Satan’s Cheerleaders appears in an aspect ratio of approximately 1.85:1 on this Blu-ray Disc. I expected little from a 40-year-old “B” movie, and I got a lackluster image from Cheerleaders.
Sharpness became an issue, as most of the movie offered mediocre delineation. At best, the film showed passable clarity, but the majority of the film seemed on the fuzzy side.
I saw no jaggies or shimmering, and edge haloes remained absent. Print flaws seemed modest, as the image lacked specks or marks. Cheerleaders could look flickery, though, and some griminess impacted the sides of the frame on occasion.
Colors appeared acceptable. Though they never seemed better than average, the natural hues managed passable fidelity.
Blacks were somewhat inky, while shadows appeared dense and thick.
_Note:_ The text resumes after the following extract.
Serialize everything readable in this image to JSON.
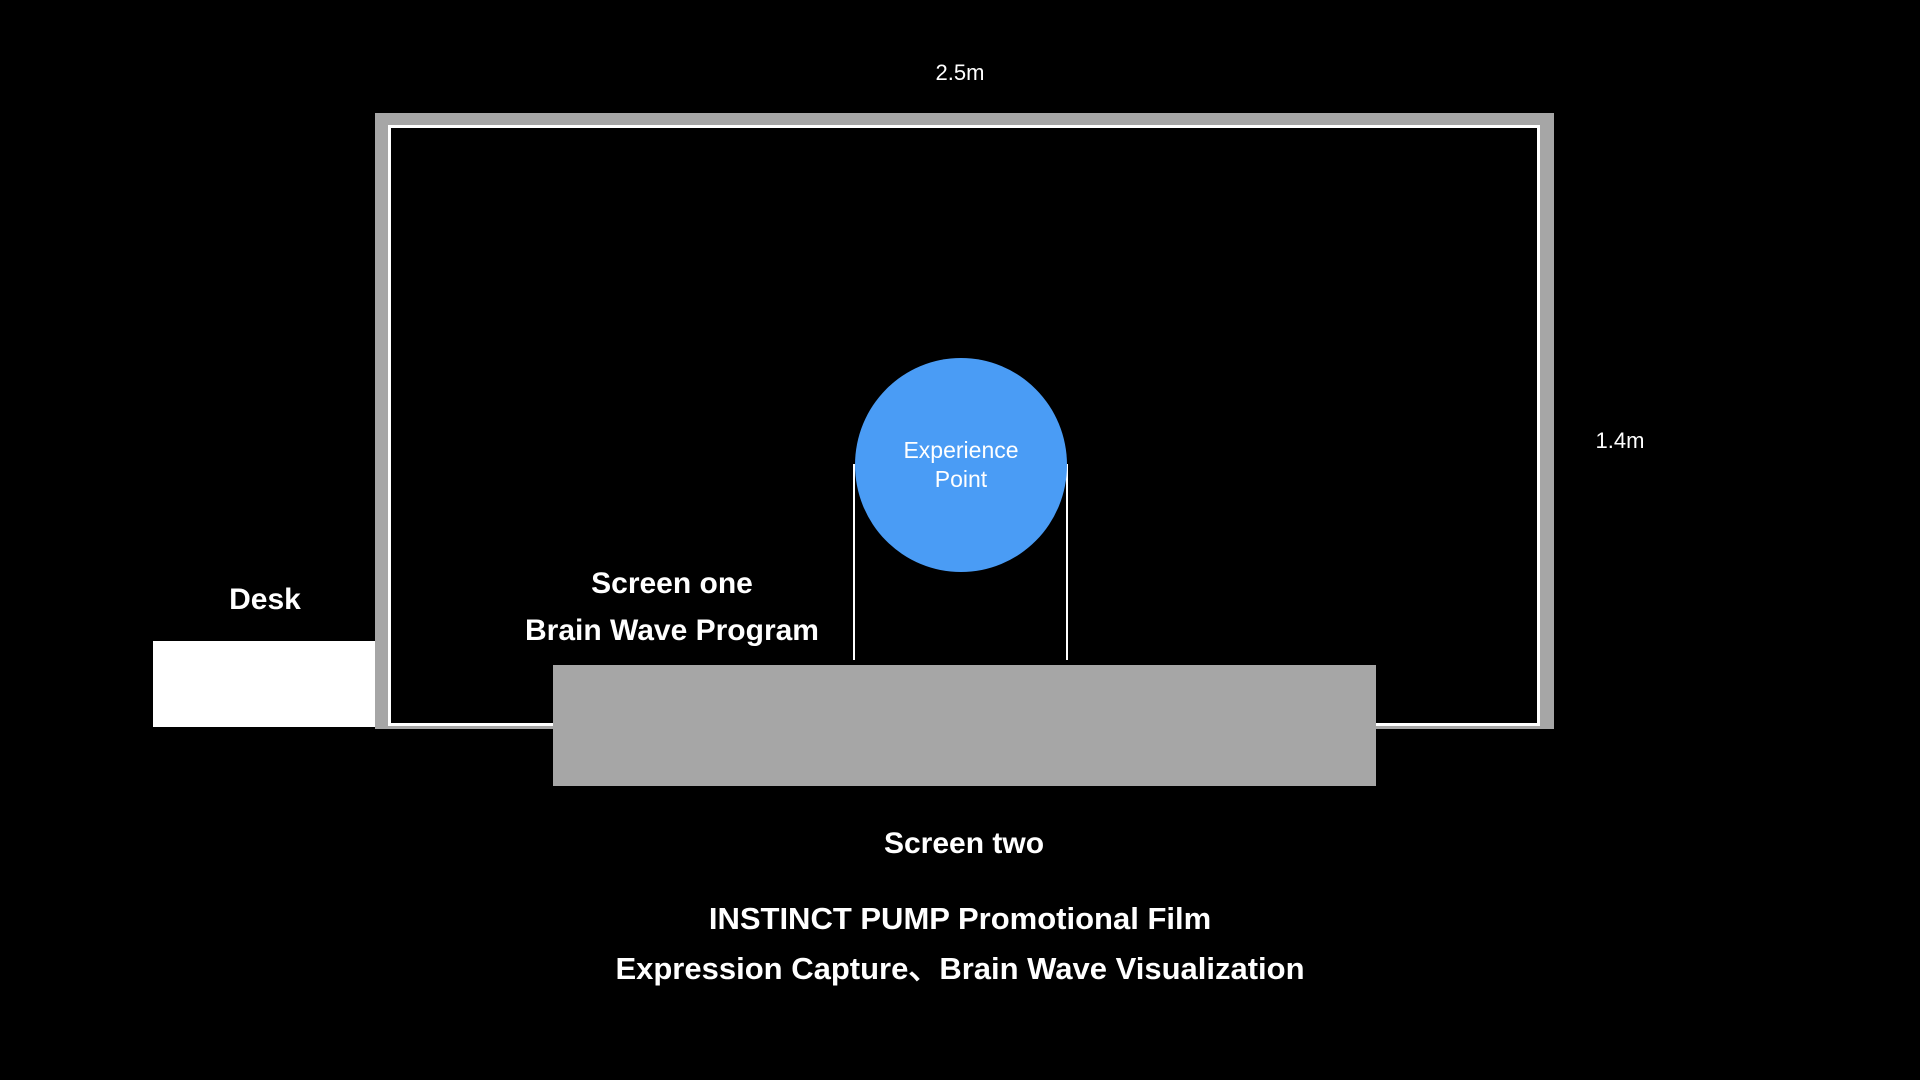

Objectively, the movie offered a drab image, but given the source, I thought it seemed watchable.
Note that the Blu-ray includes a “restored” version as well as an “original transfer”. I compared the two and thought they largely appeared similar except in terms of print flaws, as the “original” looked a lot dirtier.
I have no idea why the disc provides two separate transfers, especially since the “original” clearly fares less well. Still, if you want to watch the inferior presentation, it’s there for you!
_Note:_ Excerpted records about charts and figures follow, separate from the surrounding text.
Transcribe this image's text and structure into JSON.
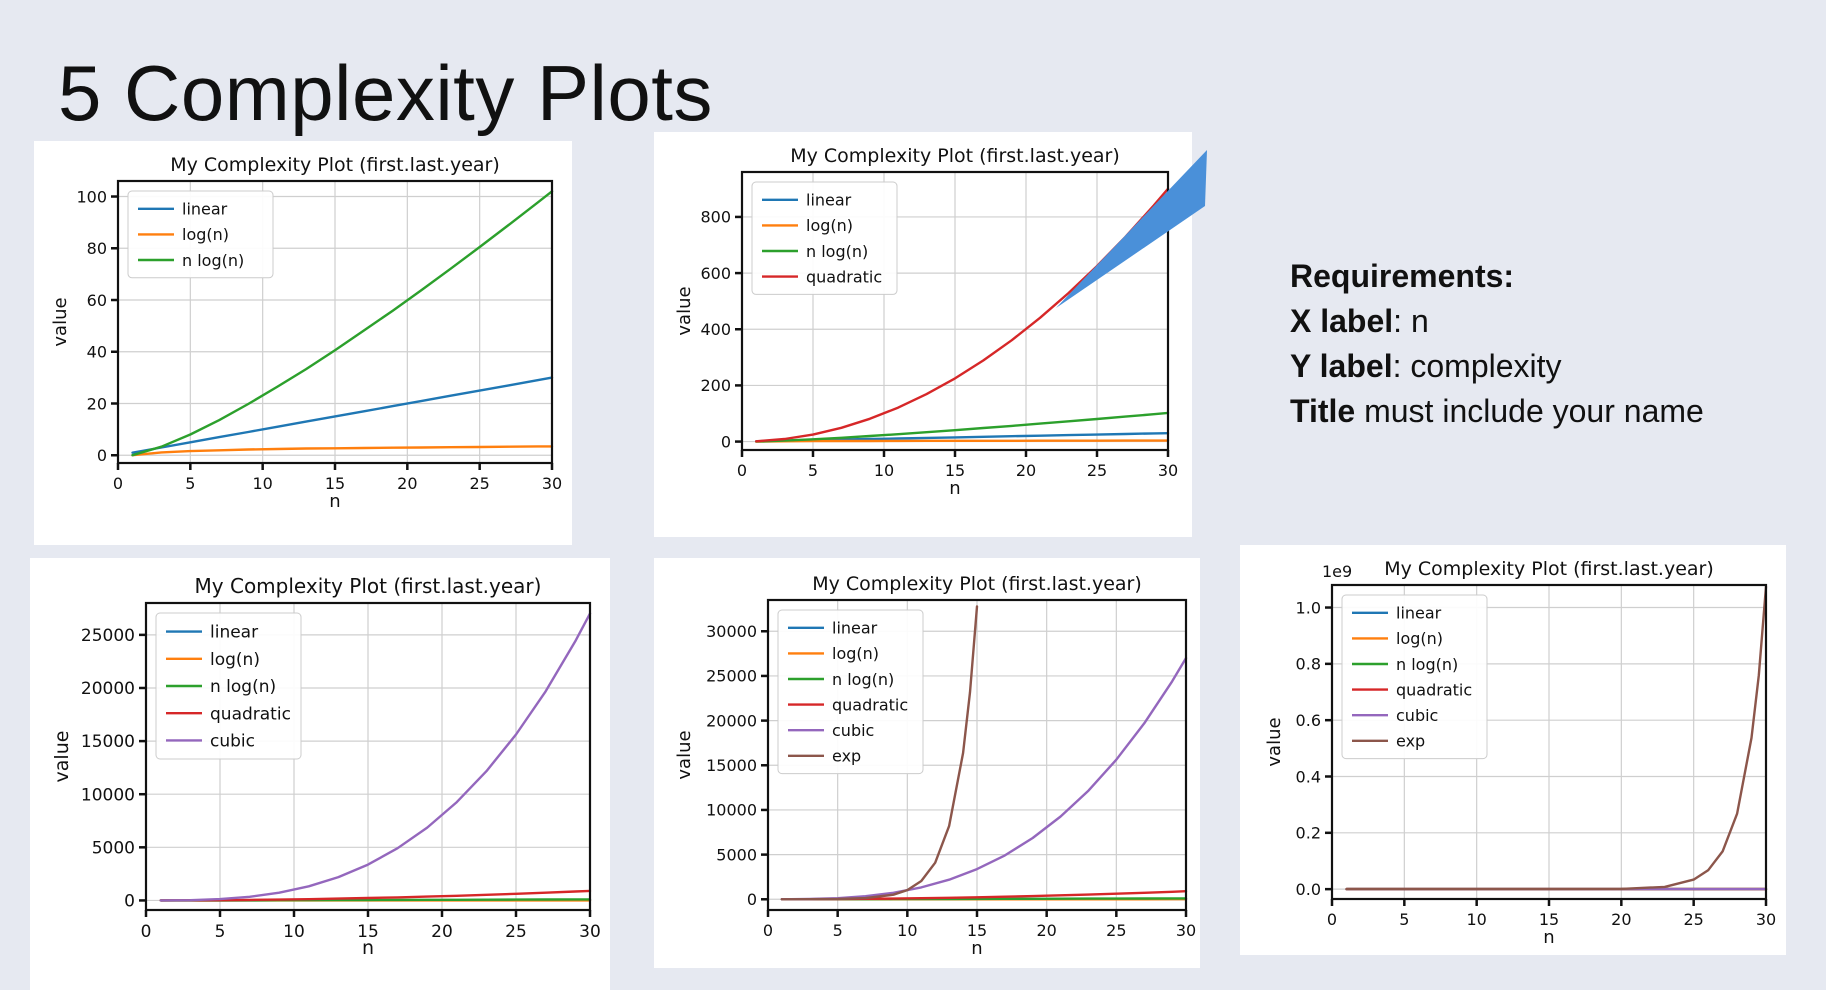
{
  "slide": {
    "title": "5 Complexity Plots",
    "requirements": {
      "heading": "Requirements:",
      "x_key": "X label",
      "x_val": ": n",
      "y_key": "Y label",
      "y_val": ": complexity",
      "title_key": "Title",
      "title_val": " must include your name"
    }
  },
  "colors": {
    "linear": "#1f77b4",
    "log(n)": "#ff7f0e",
    "n log(n)": "#2ca02c",
    "quadratic": "#d62728",
    "cubic": "#9467bd",
    "exp": "#8c564b",
    "callout": "#4a90d9"
  },
  "chart_data": [
    {
      "type": "line",
      "title": "My Complexity Plot (first.last.year)",
      "xlabel": "n",
      "ylabel": "value",
      "xlim": [
        0,
        30
      ],
      "ylim": [
        -3,
        106
      ],
      "xticks": [
        0,
        5,
        10,
        15,
        20,
        25,
        30
      ],
      "yticks": [
        0,
        20,
        40,
        60,
        80,
        100
      ],
      "grid": true,
      "legend": "top-left",
      "x": [
        1,
        3,
        5,
        7,
        9,
        11,
        13,
        15,
        17,
        19,
        21,
        23,
        25,
        27,
        29,
        30
      ],
      "series": [
        {
          "name": "linear",
          "values": [
            1,
            3,
            5,
            7,
            9,
            11,
            13,
            15,
            17,
            19,
            21,
            23,
            25,
            27,
            29,
            30
          ]
        },
        {
          "name": "log(n)",
          "values": [
            0,
            1.1,
            1.6,
            1.9,
            2.2,
            2.4,
            2.6,
            2.7,
            2.8,
            2.9,
            3.0,
            3.1,
            3.2,
            3.3,
            3.4,
            3.4
          ]
        },
        {
          "name": "n log(n)",
          "values": [
            0,
            3.3,
            8,
            13.6,
            19.8,
            26.4,
            33.3,
            40.6,
            48.2,
            55.9,
            63.9,
            72.1,
            80.5,
            89,
            97.6,
            102
          ]
        }
      ]
    },
    {
      "type": "line",
      "title": "My Complexity Plot (first.last.year)",
      "xlabel": "n",
      "ylabel": "value",
      "xlim": [
        0,
        30
      ],
      "ylim": [
        -30,
        960
      ],
      "xticks": [
        0,
        5,
        10,
        15,
        20,
        25,
        30
      ],
      "yticks": [
        0,
        200,
        400,
        600,
        800
      ],
      "grid": true,
      "legend": "top-left",
      "x": [
        1,
        3,
        5,
        7,
        9,
        11,
        13,
        15,
        17,
        19,
        21,
        23,
        25,
        27,
        29,
        30
      ],
      "series": [
        {
          "name": "linear",
          "values": [
            1,
            3,
            5,
            7,
            9,
            11,
            13,
            15,
            17,
            19,
            21,
            23,
            25,
            27,
            29,
            30
          ]
        },
        {
          "name": "log(n)",
          "values": [
            0,
            1.1,
            1.6,
            1.9,
            2.2,
            2.4,
            2.6,
            2.7,
            2.8,
            2.9,
            3.0,
            3.1,
            3.2,
            3.3,
            3.4,
            3.4
          ]
        },
        {
          "name": "n log(n)",
          "values": [
            0,
            3.3,
            8,
            13.6,
            19.8,
            26.4,
            33.3,
            40.6,
            48.2,
            55.9,
            63.9,
            72.1,
            80.5,
            89,
            97.6,
            102
          ]
        },
        {
          "name": "quadratic",
          "values": [
            1,
            9,
            25,
            49,
            81,
            121,
            169,
            225,
            289,
            361,
            441,
            529,
            625,
            729,
            841,
            900
          ]
        }
      ]
    },
    {
      "type": "line",
      "title": "My Complexity Plot (first.last.year)",
      "xlabel": "n",
      "ylabel": "value",
      "xlim": [
        0,
        30
      ],
      "ylim": [
        -900,
        28000
      ],
      "xticks": [
        0,
        5,
        10,
        15,
        20,
        25,
        30
      ],
      "yticks": [
        0,
        5000,
        10000,
        15000,
        20000,
        25000
      ],
      "grid": true,
      "legend": "top-left",
      "x": [
        1,
        3,
        5,
        7,
        9,
        11,
        13,
        15,
        17,
        19,
        21,
        23,
        25,
        27,
        29,
        30
      ],
      "series": [
        {
          "name": "linear",
          "values": [
            1,
            3,
            5,
            7,
            9,
            11,
            13,
            15,
            17,
            19,
            21,
            23,
            25,
            27,
            29,
            30
          ]
        },
        {
          "name": "log(n)",
          "values": [
            0,
            1.1,
            1.6,
            1.9,
            2.2,
            2.4,
            2.6,
            2.7,
            2.8,
            2.9,
            3.0,
            3.1,
            3.2,
            3.3,
            3.4,
            3.4
          ]
        },
        {
          "name": "n log(n)",
          "values": [
            0,
            3.3,
            8,
            13.6,
            19.8,
            26.4,
            33.3,
            40.6,
            48.2,
            55.9,
            63.9,
            72.1,
            80.5,
            89,
            97.6,
            102
          ]
        },
        {
          "name": "quadratic",
          "values": [
            1,
            9,
            25,
            49,
            81,
            121,
            169,
            225,
            289,
            361,
            441,
            529,
            625,
            729,
            841,
            900
          ]
        },
        {
          "name": "cubic",
          "values": [
            1,
            27,
            125,
            343,
            729,
            1331,
            2197,
            3375,
            4913,
            6859,
            9261,
            12167,
            15625,
            19683,
            24389,
            27000
          ]
        }
      ]
    },
    {
      "type": "line",
      "title": "My Complexity Plot (first.last.year)",
      "xlabel": "n",
      "ylabel": "value",
      "xlim": [
        0,
        30
      ],
      "ylim": [
        -1200,
        33500
      ],
      "xticks": [
        0,
        5,
        10,
        15,
        20,
        25,
        30
      ],
      "yticks": [
        0,
        5000,
        10000,
        15000,
        20000,
        25000,
        30000
      ],
      "grid": true,
      "legend": "top-left",
      "x": [
        1,
        3,
        5,
        7,
        9,
        11,
        13,
        15,
        17,
        19,
        21,
        23,
        25,
        27,
        29,
        30
      ],
      "series": [
        {
          "name": "linear",
          "values": [
            1,
            3,
            5,
            7,
            9,
            11,
            13,
            15,
            17,
            19,
            21,
            23,
            25,
            27,
            29,
            30
          ]
        },
        {
          "name": "log(n)",
          "values": [
            0,
            1.1,
            1.6,
            1.9,
            2.2,
            2.4,
            2.6,
            2.7,
            2.8,
            2.9,
            3.0,
            3.1,
            3.2,
            3.3,
            3.4,
            3.4
          ]
        },
        {
          "name": "n log(n)",
          "values": [
            0,
            3.3,
            8,
            13.6,
            19.8,
            26.4,
            33.3,
            40.6,
            48.2,
            55.9,
            63.9,
            72.1,
            80.5,
            89,
            97.6,
            102
          ]
        },
        {
          "name": "quadratic",
          "values": [
            1,
            9,
            25,
            49,
            81,
            121,
            169,
            225,
            289,
            361,
            441,
            529,
            625,
            729,
            841,
            900
          ]
        },
        {
          "name": "cubic",
          "values": [
            1,
            27,
            125,
            343,
            729,
            1331,
            2197,
            3375,
            4913,
            6859,
            9261,
            12167,
            15625,
            19683,
            24389,
            27000
          ]
        },
        {
          "name": "exp",
          "x": [
            1,
            3,
            5,
            7,
            9,
            10,
            11,
            12,
            13,
            14,
            14.5,
            15
          ],
          "values": [
            2,
            8,
            32,
            128,
            512,
            1024,
            2048,
            4096,
            8192,
            16384,
            23170,
            32768
          ]
        }
      ]
    },
    {
      "type": "line",
      "title": "My Complexity Plot (first.last.year)",
      "xlabel": "n",
      "ylabel": "value",
      "offset_label": "1e9",
      "xlim": [
        0,
        30
      ],
      "ylim": [
        -0.035,
        1.08
      ],
      "xticks": [
        0,
        5,
        10,
        15,
        20,
        25,
        30
      ],
      "yticks": [
        0.0,
        0.2,
        0.4,
        0.6,
        0.8,
        1.0
      ],
      "grid": true,
      "legend": "top-left",
      "x": [
        1,
        3,
        5,
        7,
        9,
        11,
        13,
        15,
        17,
        19,
        21,
        23,
        25,
        27,
        29,
        30
      ],
      "series": [
        {
          "name": "linear",
          "values": [
            0,
            0,
            0,
            0,
            0,
            0,
            0,
            0,
            0,
            0,
            0,
            0,
            0,
            0,
            0,
            0
          ]
        },
        {
          "name": "log(n)",
          "values": [
            0,
            0,
            0,
            0,
            0,
            0,
            0,
            0,
            0,
            0,
            0,
            0,
            0,
            0,
            0,
            0
          ]
        },
        {
          "name": "n log(n)",
          "values": [
            0,
            0,
            0,
            0,
            0,
            0,
            0,
            0,
            0,
            0,
            0,
            0,
            0,
            0,
            0,
            0
          ]
        },
        {
          "name": "quadratic",
          "values": [
            0,
            0,
            0,
            0,
            0,
            0,
            0,
            0,
            0,
            0,
            0,
            0,
            0,
            0,
            0,
            0
          ]
        },
        {
          "name": "cubic",
          "values": [
            0,
            0,
            0,
            0,
            0,
            0,
            0,
            0,
            0,
            0,
            0,
            0,
            0,
            0,
            0,
            2.7e-05
          ]
        },
        {
          "name": "exp",
          "x": [
            1,
            5,
            10,
            15,
            20,
            23,
            25,
            26,
            27,
            28,
            29,
            29.5,
            30
          ],
          "values": [
            0,
            0,
            0,
            3e-05,
            0.001,
            0.008,
            0.034,
            0.067,
            0.134,
            0.268,
            0.537,
            0.759,
            1.074
          ]
        }
      ]
    }
  ]
}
As for the film’s PCM monaural soundtrack, it also showed its age, with quality that remained mediocre at best. Speech was intelligible but tended to sound edgy and brittle.
Music and effects followed suit. Neither demonstrated much range, and they could seem somewhat shrill and rough. Again, given the vintage and limitations of the source, the audio seemed adequate, but that’s the best I can say for the mix.
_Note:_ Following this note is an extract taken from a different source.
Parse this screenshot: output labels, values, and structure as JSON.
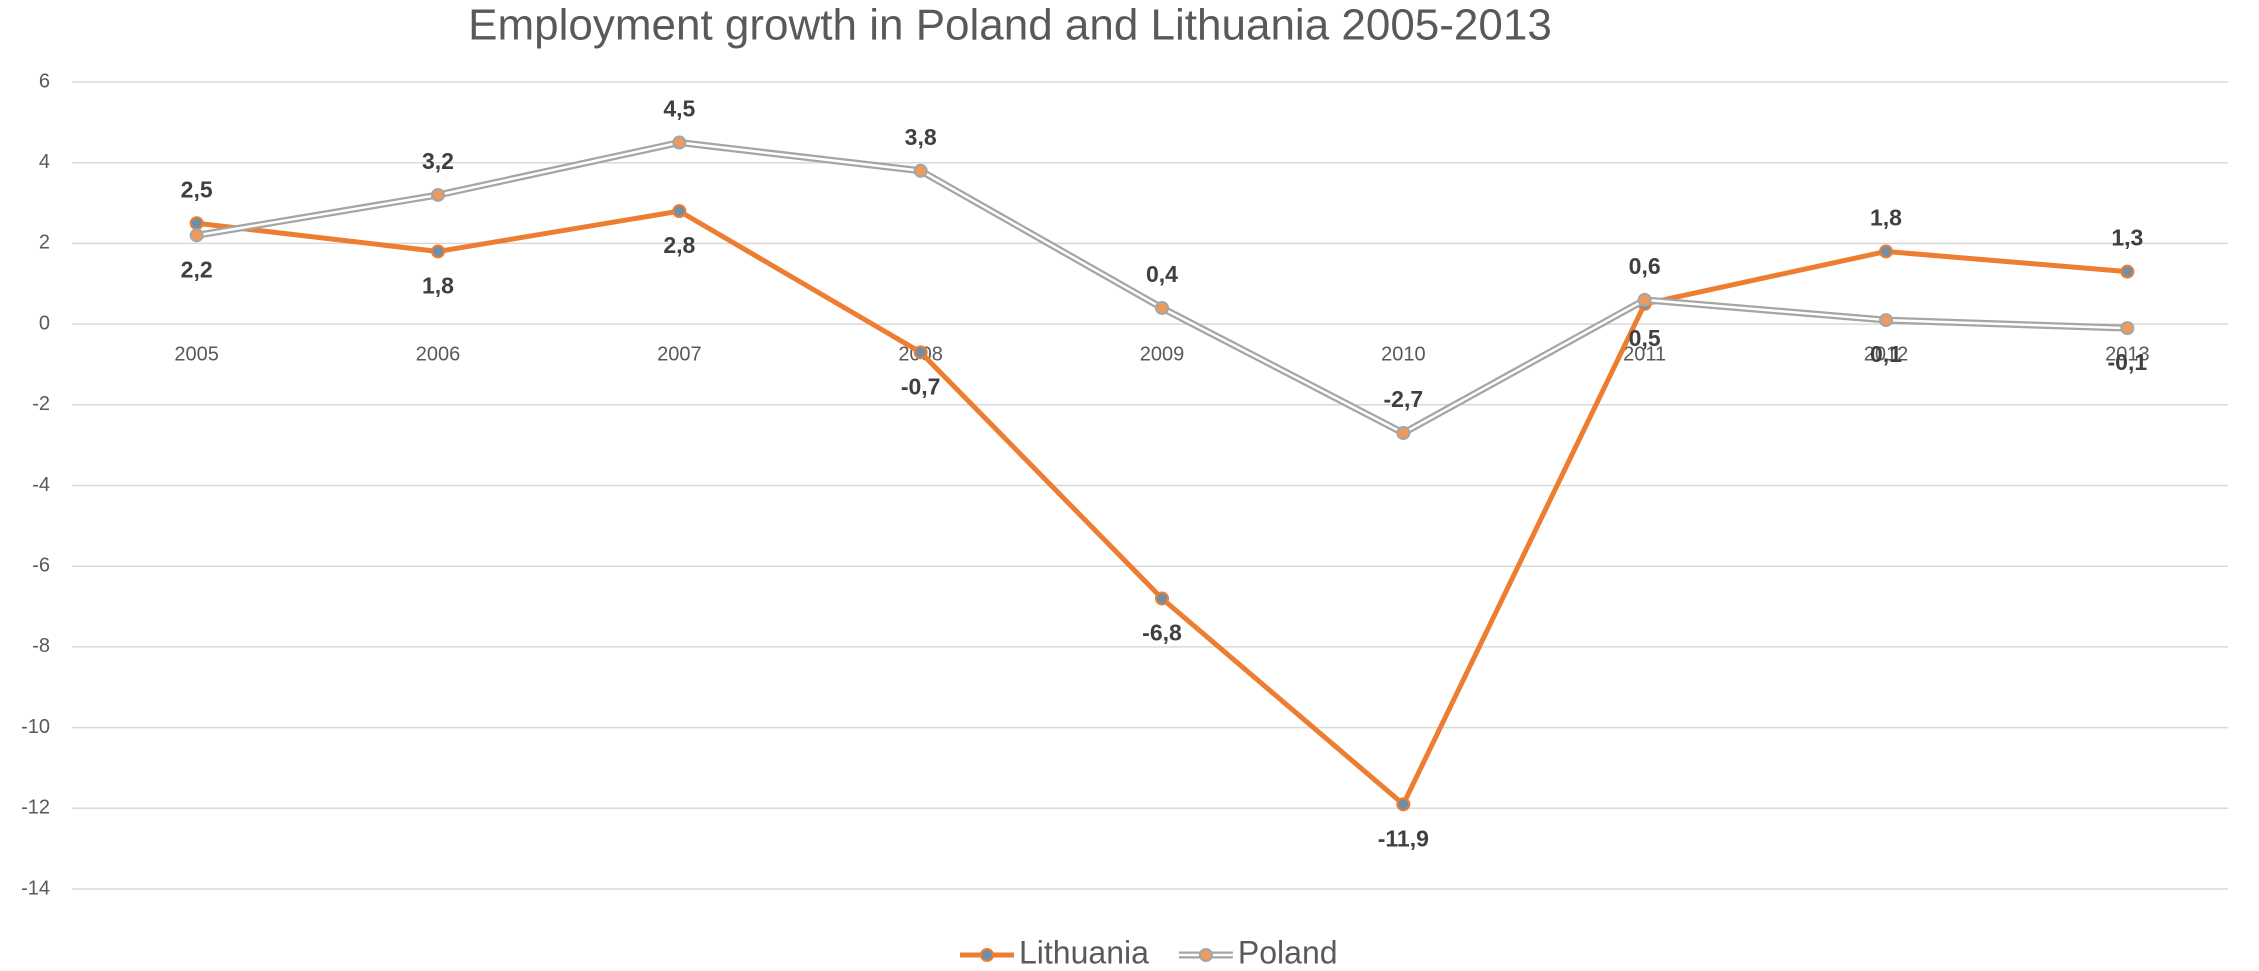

As we head to the set’s extras, we find two separate audio commentaries, the first of which comes from writer/director Greydon Clark. He provide a running, screen-specific look at the project’s development, cast and performances, sets and locations, nuts and bolts components and the impact of the film’s miniscule budget.
From start to finish, Clark makes this a terrific chat. He offers a lot of insights into the production, with an emphasis on all the ways he needed to scrimp to succeed within the movie’s lack of funds. Expect a really informative track here.
For the second commentary, we hear from genre filmmaker David DeCoteau and film historian David Del Valle. Both sit together for a running, screen-specific look at cast/crew as well as other films in the satanic genre.
This commentary disappoints for a variety of reasons, one being that it doesn't really offer a lot of insight about the subject matter. Del Valle and DeCoteau often just dish about the actors, and much of the track feels like little more than a recitation of movie names/credits. We don't really learn much about these films beyond their titles and some of those involved.
In addition, Del Valle makes an awful lot of misstatements for a film historian. He claims the success of 1968's Rosemary's Baby directly led to Satan's Cheerleaders despite the nine years between the movies. He thinks The Exorcist came out during the "Reagan Era", even though the Friedkin classic debuted years before Reagan became president.
And so on. DeCoteau occasionally calls Del Valle on his mistakes, which helps, but when an
expert offers so many obvious errors, it becomes tough to accept anything he says as gospel - especially when Del Valle declaims all of his remarks with such apparent conviction.
The commentary remains brisk and breezy, so it goes down easily. Still, it just doesn't give us much real insight or depth, and the mix of misstatements makes it flawed.
A Photo Gallery runs three minutes, one second. It spans 43 images that mix shots from the set, movie elements and publicity materials.
These are usually decent, though we do get actual full-frontal nudity from a lobby card at the reel’s very end. Taken from the shower scene, it depicts way more skin than you’ll find in the actual movie.
A second disc provides a DVD Copy of Cheerleaders. It includes the same extras as the Blu-ray.
Maybe fans of 1970s drive-in cheese will enjoy Satan’s Cheerleaders, but I can’t even embrace it as camp. The movie’s too slow, dull and incompetent to become anything other than a bore. The Blu-ray offers dated picture and audio along with supplements highlighted by an excellent filmmaker commentary. Satan’s Cheerleaders flops.